In this healthcare analytics project, I present a comprehensive analysis of hospital data to enhance healthcare management and improve patient outcomes. Leveraging advanced tools and technologies, including IBM Cognos Analytics, DB2 Database, Excel, Python, Google Colaboratory, and Github, I delve into data-driven insights and recommendations for optimizing resource allocation and patient care.
The objective of this project was to employ data analytics techniques to enhance the efficiency of healthcare management in hospitals, with a primary focus on predicting and optimizing patient length of stay. By leveraging insightful analysis, our aim was to empower hospitals to make data-driven decisions for resource allocation and improve overall functioning.
Tools and Technologies:
For this project, we utilized cutting-edge tools and technologies including IBM Cognos Analytics, IBM Db2 Database, Excel, Python, Google Collaboratory, GitHub. These robust platforms provided us with the capabilities to perform comprehensive healthcare data analysis and derive meaningful insights.

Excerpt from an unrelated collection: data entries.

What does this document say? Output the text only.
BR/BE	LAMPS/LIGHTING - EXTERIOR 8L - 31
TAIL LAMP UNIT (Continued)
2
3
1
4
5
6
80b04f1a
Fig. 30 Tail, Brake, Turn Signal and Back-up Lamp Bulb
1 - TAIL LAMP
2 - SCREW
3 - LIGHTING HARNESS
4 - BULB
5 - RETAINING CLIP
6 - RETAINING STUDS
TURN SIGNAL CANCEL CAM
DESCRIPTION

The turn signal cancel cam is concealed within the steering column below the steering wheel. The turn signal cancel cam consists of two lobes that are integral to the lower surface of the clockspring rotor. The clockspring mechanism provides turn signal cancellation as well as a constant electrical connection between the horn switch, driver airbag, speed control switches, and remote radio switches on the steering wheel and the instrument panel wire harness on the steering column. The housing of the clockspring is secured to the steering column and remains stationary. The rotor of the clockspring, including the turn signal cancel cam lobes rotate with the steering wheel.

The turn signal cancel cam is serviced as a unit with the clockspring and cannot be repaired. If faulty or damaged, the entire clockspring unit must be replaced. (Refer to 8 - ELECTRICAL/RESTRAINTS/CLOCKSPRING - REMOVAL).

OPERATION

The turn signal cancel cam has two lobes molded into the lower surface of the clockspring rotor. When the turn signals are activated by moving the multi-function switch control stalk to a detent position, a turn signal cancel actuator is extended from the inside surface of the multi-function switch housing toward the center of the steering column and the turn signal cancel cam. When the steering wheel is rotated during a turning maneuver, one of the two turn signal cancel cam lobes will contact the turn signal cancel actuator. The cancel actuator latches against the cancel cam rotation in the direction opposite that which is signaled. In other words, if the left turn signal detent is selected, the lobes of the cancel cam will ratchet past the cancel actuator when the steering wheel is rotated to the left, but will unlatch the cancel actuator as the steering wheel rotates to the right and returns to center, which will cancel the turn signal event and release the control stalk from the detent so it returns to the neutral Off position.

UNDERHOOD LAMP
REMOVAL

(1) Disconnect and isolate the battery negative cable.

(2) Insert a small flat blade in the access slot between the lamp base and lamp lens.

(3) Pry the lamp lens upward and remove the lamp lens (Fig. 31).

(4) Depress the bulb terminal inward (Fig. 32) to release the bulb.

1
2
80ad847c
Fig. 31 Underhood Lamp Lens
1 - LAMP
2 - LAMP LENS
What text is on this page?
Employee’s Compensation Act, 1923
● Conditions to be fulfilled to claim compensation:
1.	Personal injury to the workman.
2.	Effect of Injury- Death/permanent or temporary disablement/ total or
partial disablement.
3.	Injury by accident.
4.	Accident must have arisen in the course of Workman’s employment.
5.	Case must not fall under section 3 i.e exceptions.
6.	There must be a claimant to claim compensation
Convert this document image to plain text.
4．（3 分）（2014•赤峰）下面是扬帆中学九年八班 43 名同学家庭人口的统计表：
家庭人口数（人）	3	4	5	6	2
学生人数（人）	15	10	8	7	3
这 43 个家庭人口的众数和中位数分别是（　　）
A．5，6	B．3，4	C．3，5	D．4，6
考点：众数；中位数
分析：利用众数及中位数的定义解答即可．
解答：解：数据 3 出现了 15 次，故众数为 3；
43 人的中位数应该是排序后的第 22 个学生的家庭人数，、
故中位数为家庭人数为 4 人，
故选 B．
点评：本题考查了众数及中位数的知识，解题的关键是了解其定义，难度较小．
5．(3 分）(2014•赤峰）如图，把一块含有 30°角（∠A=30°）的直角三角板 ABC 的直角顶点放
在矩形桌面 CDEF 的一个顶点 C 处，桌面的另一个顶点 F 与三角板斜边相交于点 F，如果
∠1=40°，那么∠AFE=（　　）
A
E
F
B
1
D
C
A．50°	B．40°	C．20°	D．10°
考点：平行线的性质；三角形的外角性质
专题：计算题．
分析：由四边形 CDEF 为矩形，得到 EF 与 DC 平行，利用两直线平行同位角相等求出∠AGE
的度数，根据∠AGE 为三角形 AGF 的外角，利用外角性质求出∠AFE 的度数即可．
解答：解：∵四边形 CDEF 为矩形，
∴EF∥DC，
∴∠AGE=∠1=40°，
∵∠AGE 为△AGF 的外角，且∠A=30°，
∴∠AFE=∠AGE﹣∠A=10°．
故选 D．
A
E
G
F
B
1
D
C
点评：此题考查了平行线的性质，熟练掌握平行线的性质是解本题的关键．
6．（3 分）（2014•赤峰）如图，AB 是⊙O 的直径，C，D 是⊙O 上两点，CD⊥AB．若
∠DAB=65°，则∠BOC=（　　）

Our analysis uncovered several noteworthy findings that shed light on important aspects of hospital operations and patient care. These findings include:
Trauma admissions accounted for the highest percentage of patients (30.4%).

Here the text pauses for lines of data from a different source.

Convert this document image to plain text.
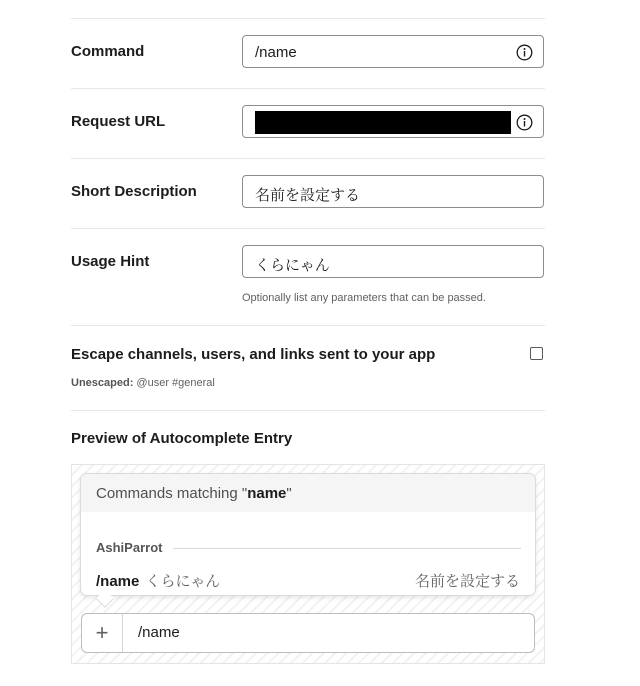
Command	/name
Request URL
Short Description	名前を設定する
Usage Hint	くらにゃん
Optionally list any parameters that can be passed.
Escape channels, users, and links sent to your app
Unescaped: @user #general
Preview of Autocomplete Entry
Commands matching "name"
AshiParrot
/name くらにゃん	名前を設定する
+	/name
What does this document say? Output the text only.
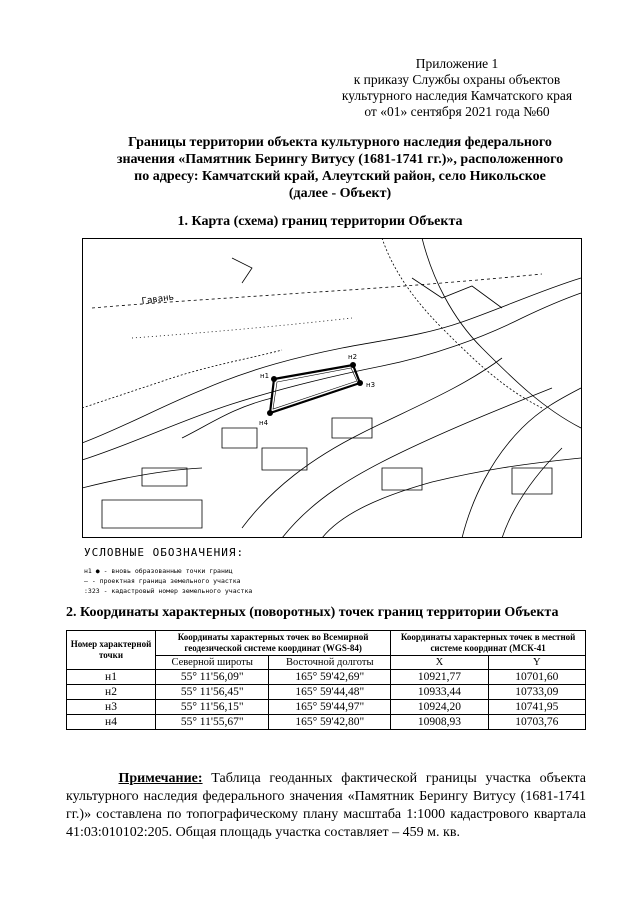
Приложение 1
к приказу Службы охраны объектов
культурного наследия Камчатского края
от «01» сентября 2021 года №60
Границы территории объекта культурного наследия федерального
значения «Памятник Берингу Витусу (1681-1741 гг.)», расположенного
по адресу: Камчатский край, Алеутский район, село Никольское
(далее - Объект)
1. Карта (схема) границ территории Объекта
Гавань
н1
н2
н3
н4
УСЛОВНЫЕ ОБОЗНАЧЕНИЯ:
н1 ● - вновь образованные точки границ
— - проектная граница земельного участка
:323 - кадастровый номер земельного участка
2. Координаты характерных (поворотных) точек границ территории Объекта
Номер характерной точки	Координаты характерных точек во Всемирной геодезической системе координат (WGS-84)		Координаты характерных точек в местной системе координат (МСК-41	
	Северной широты	Восточной долготы	X	Y
н1	55° 11'56,09"	165° 59'42,69"	10921,77	10701,60
н2	55° 11'56,45"	165° 59'44,48"	10933,44	10733,09
н3	55° 11'56,15"	165° 59'44,97"	10924,20	10741,95
н4	55° 11'55,67"	165° 59'42,80"	10908,93	10703,76
Примечание: Таблица геоданных фактической границы участка объекта культурного наследия федерального значения «Памятник Берингу Витусу (1681-1741 гг.)» составлена по топографическому плану масштаба 1:1000 кадастрового квартала 41:03:010102:205. Общая площадь участка составляет – 459 м. кв.
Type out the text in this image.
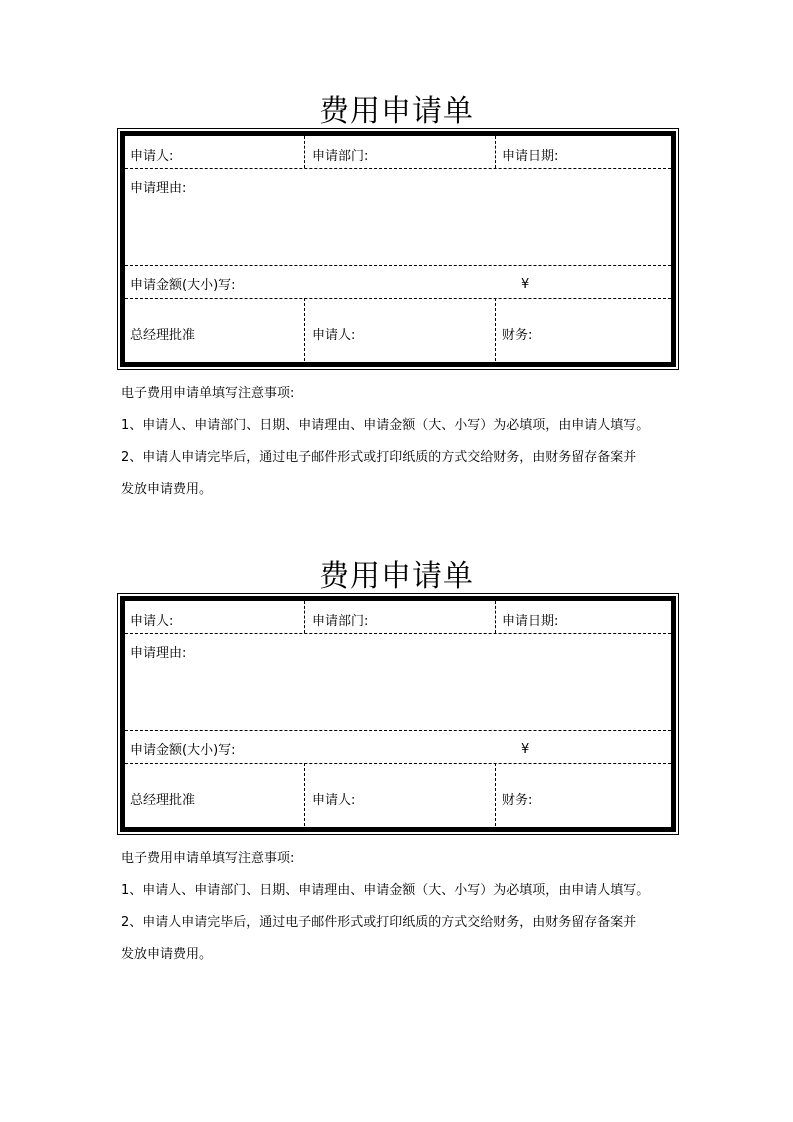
费用申请单
申请人:	申请部门:	申请日期:
申请理由:
申请金额(大小)写:	¥
总经理批准	申请人:	财务:
电子费用申请单填写注意事项:
1、申请人、申请部门、日期、申请理由、申请金额（大、小写）为必填项，由申请人填写。
2、申请人申请完毕后，通过电子邮件形式或打印纸质的方式交给财务，由财务留存备案并
发放申请费用。
费用申请单
申请人:	申请部门:	申请日期:
申请理由:
申请金额(大小)写:	¥
总经理批准	申请人:	财务:
电子费用申请单填写注意事项:
1、申请人、申请部门、日期、申请理由、申请金额（大、小写）为必填项，由申请人填写。
2、申请人申请完毕后，通过电子邮件形式或打印纸质的方式交给财务，由财务留存备案并
发放申请费用。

A small fraction (2.3%) of trauma admissions required stays exceeding 100 days.
Prolonged stays were also observed in emergency and urgent admissions.

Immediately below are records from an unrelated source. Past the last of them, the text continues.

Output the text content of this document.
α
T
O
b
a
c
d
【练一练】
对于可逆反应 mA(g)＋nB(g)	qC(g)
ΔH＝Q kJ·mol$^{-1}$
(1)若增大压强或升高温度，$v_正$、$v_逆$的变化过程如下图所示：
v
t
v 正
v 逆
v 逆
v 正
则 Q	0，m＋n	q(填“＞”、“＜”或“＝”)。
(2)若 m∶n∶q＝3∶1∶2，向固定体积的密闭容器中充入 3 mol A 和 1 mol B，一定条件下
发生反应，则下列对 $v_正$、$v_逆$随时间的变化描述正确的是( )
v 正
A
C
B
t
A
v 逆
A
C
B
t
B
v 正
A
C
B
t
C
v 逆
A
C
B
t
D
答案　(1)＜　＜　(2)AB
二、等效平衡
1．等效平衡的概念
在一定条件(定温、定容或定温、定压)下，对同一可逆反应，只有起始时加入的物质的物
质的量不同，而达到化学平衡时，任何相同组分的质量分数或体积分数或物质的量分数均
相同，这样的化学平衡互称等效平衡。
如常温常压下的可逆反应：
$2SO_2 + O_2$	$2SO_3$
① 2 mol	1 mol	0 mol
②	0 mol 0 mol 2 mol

Gynecology cases exhibited a moderate volume with generally moderate severity.
Patients with moderate illnesses constituted a larger proportion compared to those with extreme or minor conditions.
Trauma admissions were frequent, while urgent admissions were relatively lower.
Among the five wards, Ward R recorded the highest number of cases, indicating a need for targeted resource allocation.
Hospital code 26 stands out with a notable surplus of available rooms, surpassing other hospital types. This observation presents valuable insights into the potential for optimizing capacity and enhancing resource utilization effectively.
As the team leader for this project, I effectively coordinated and guided our team through the comprehensive analysis of hospital admissions data. Through collaborative efforts, we generated significant insights into patient demographics, illness severity, admission types, ward distribution, and hospital utilization patterns. The culmination of our work resulted in the development of a robust predictive model capable of estimating the length of stay for each patient on a case-by-case basis. This valuable information equips hospitals with the ability to optimize resource allocation and enhance overall operational efficiency.
This project not only demonstrated my adeptness in leading and managing a team but also showcased my proficiency in data analytics. The derived outcomes present valuable insights for healthcare resource allocation and improved patient care. By leveraging data-driven strategies, our project contributed to the transformation of healthcare management practices, establishing a solid foundation for enhanced efficiency and superior patient outcomes. Overall, this project serves as a testament to my capabilities as skilled data analytics professional, underscoring my unwavering commitment to utilizing data for meaningful insights and driving positive impact within the healthcare industry.
I take great pride in receiving a certificate of completion for successfully conducting a comprehensive analysis of hospital admissions. This recognition validates my strong analytical skills and ability to derive actionable insights from complex healthcare data.